Just because Mr Market is saying that companies are the same doesn’t make it so.

In terms of balance sheets, both TUI and Autogrill, are raising additional equity: Autogrill is raising EUR600 million, EUR150 million more than the cash it has burned as it sees opportunities to invest for growth. TUI has raised EUR500 million from shareholders and EU420 million from the German government. However, this is only a fraction of the more-than EUR3.5 billion of cash it has burned. Fraport remains over-levered.

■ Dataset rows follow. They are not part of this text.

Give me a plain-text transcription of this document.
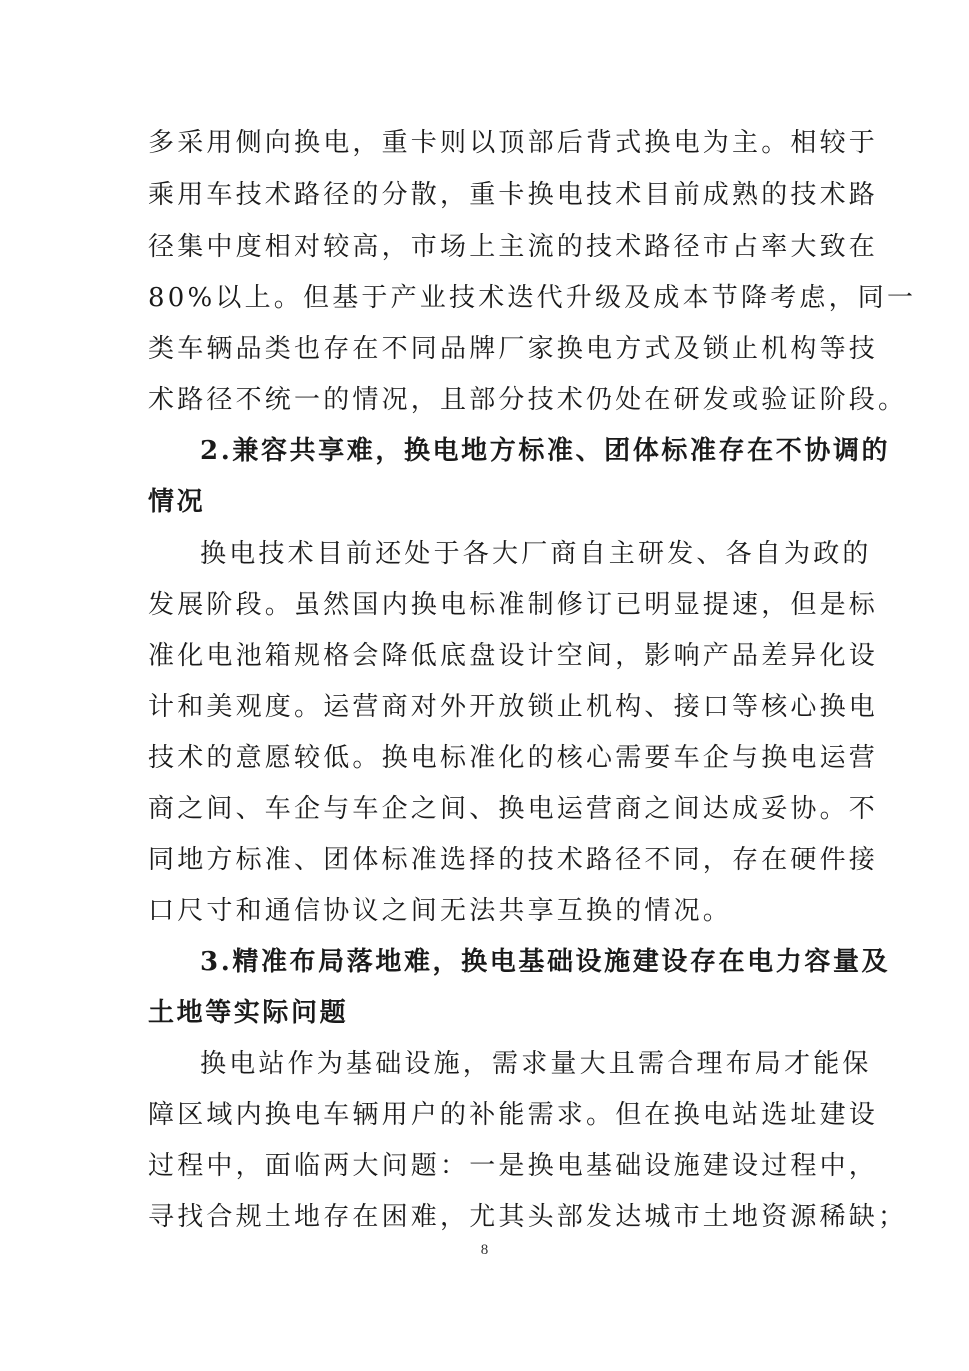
多采用侧向换电，重卡则以顶部后背式换电为主。相较于
乘用车技术路径的分散，重卡换电技术目前成熟的技术路
径集中度相对较高，市场上主流的技术路径市占率大致在
80%以上。但基于产业技术迭代升级及成本节降考虑，同一
类车辆品类也存在不同品牌厂家换电方式及锁止机构等技
术路径不统一的情况，且部分技术仍处在研发或验证阶段。
2.兼容共享难，换电地方标准、团体标准存在不协调的
情况
换电技术目前还处于各大厂商自主研发、各自为政的
发展阶段。虽然国内换电标准制修订已明显提速，但是标
准化电池箱规格会降低底盘设计空间，影响产品差异化设
计和美观度。运营商对外开放锁止机构、接口等核心换电
技术的意愿较低。换电标准化的核心需要车企与换电运营
商之间、车企与车企之间、换电运营商之间达成妥协。不
同地方标准、团体标准选择的技术路径不同，存在硬件接
口尺寸和通信协议之间无法共享互换的情况。
3.精准布局落地难，换电基础设施建设存在电力容量及
土地等实际问题
换电站作为基础设施，需求量大且需合理布局才能保
障区域内换电车辆用户的补能需求。但在换电站选址建设
过程中，面临两大问题：一是换电基础设施建设过程中，
寻找合规土地存在困难，尤其头部发达城市土地资源稀缺；
8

As such, we see Autogrill exiting the pandemic earlier than peers with a strong balance sheet and ready for growth for a discounted price. On the other hand, we see both Fraport and TUI with overleveraged balance sheets in need of fixing, significant structural challenges and at higher stock prices than before the pandemic.

Conclusion

The market is viewing the travel and leisure sector through a simple lens, mostly by focusing on share price moves since the start of the pandemic. However, we believe this ignores the challenges each company has faced, how they’ve managed through the pandemic and how bright their futures look in the long term. Just because Mr Market is saying that companies are the same doesn’t make it so.